OTOH, I never blew up my car. (Although I did set a truck on fire one time. A whole other story.)
That’s what I was thinking
On the Video available at the link, it would appear that her sedan is now something like a semi convertible.
The technical name? “Goo Gone”
On the video they reported she's already out of the hospital. It's amazing she wasn't hurt much more seriously.
Speaking of car explosions, here’s a commercial from a couple of years ago that touts the structural integrity of the VW Polo:
WHat an education - now the lady knows about lel and uel.
And you thought bleach was bad ppppffffftttttt - it ain’t a thing to bubble gum remover
Not to make light of her situation, but she might not have to pluck her eyebrows anytime soon, if nothing else.
You have to find something good even in something so bad.
She found out about the LEL the hard way.
“Send it to Myth Busters theyll love this one.”
Actually, this one is plausible. It sounds as if she had a product called GOOF OFF (bubble gum remover) in her car. If it leaked and evaporated, which it does very quickly, it would likely have ignited when she lit her cigarette. In a closed car it would do a mini version of a house exploding when there is a gas leak.
I read somewhere the main ingredient in GooGone is lighter fluid. Don’t know if it’s true.
“I read somewhere the main ingredient in GooGone is lighter fluid. Dont know if its true.”
Sure smells like it.
Pros ALWAYS read the MSDS and pay attention to VOC and LEL/UEL components.
Or pay the price...
“Goof Off” and “Goo Gone” are two totally different animals, though I suppose you could use either one to get gum off, depending on the solvent sensitivity of the surface the gum was stuck on. Goof Off is a mixture of Xylene and toluene (don’t pay $20 a gallon for Goof Off, just buy “Xylol” for $8), I think, and the vapors would most certainly be flammable/explosive, while Goo Gone is based on orange oil, and not all that volatile. I doubt the fumes would explode.
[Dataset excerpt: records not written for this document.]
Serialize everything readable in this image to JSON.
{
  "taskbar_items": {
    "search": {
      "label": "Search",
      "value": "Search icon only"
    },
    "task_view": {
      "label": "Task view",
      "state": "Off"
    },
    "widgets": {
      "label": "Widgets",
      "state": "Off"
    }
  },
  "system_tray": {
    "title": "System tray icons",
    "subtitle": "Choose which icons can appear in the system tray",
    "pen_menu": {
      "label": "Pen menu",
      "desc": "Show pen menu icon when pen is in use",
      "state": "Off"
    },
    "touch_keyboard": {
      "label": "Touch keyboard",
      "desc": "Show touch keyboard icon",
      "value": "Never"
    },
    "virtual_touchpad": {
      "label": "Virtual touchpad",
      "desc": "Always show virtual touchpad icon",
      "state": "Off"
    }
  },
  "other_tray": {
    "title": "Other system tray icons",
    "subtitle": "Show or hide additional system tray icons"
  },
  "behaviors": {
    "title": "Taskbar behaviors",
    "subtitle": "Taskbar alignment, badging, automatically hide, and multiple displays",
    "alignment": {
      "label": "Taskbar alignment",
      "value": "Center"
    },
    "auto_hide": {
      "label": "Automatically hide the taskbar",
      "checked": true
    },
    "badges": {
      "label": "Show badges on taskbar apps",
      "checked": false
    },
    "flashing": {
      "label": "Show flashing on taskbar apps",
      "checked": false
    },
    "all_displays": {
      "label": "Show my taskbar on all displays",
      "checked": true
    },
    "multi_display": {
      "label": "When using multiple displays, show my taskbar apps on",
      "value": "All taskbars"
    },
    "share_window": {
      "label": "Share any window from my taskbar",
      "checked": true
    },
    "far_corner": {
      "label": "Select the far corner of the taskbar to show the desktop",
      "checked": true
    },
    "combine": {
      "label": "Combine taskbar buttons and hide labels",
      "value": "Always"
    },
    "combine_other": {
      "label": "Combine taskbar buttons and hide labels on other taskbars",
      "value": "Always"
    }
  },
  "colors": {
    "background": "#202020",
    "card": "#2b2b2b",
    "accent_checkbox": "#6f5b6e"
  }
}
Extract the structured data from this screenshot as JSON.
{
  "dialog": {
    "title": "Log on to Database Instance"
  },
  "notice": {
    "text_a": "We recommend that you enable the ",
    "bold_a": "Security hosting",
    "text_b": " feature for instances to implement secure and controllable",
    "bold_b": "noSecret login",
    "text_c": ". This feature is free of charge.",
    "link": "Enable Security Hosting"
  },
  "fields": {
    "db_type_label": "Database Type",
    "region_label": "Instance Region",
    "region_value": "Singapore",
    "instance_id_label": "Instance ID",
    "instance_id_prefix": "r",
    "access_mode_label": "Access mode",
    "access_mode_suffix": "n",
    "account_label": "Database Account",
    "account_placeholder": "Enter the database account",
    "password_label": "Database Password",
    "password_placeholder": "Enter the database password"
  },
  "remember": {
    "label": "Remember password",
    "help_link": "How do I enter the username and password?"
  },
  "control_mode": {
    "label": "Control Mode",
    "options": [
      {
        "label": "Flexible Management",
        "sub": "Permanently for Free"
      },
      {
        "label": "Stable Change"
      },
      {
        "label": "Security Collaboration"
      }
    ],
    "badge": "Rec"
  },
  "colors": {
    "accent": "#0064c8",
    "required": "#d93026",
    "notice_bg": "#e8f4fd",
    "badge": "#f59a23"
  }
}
Xylol is mean stuff. do not inhale that or get it on your skin
I don’t think it’s that bad. I used to get some galvanized metal parts where the manufacturer insisted on sticking adhesive paper labels that had to be removed, leaving an unsightly mess in order to use the parts. I’d pour about 1/8” of Goof Off or Xylene in a glass baking dish and soak the parts label down for like 30 minutes. Most of the adhesive would dissolve and you could just lift the parts out the label would fall off in the solvent and you could dry the parts off.
See-you can’t trust them “green” cleaning solutions.
I saw a guy pour some down a guys pants pocket as a joke.
It took the skin right off his nards
Must be a wuss. I’ve had it on my hands probably a hundred times, from a rag dampened with the stuff, either drying off parts that had been soaking in it or wiping down something, and never had any skin irritation. I’m sure it’s carcinogenic for large amounts of accumulated exposure, so if you do it all the time, you should probably wear a respirator and gloves, and always wash your hands immediately when done, even for occasional use.
Darn! I was planning on doing that later, too!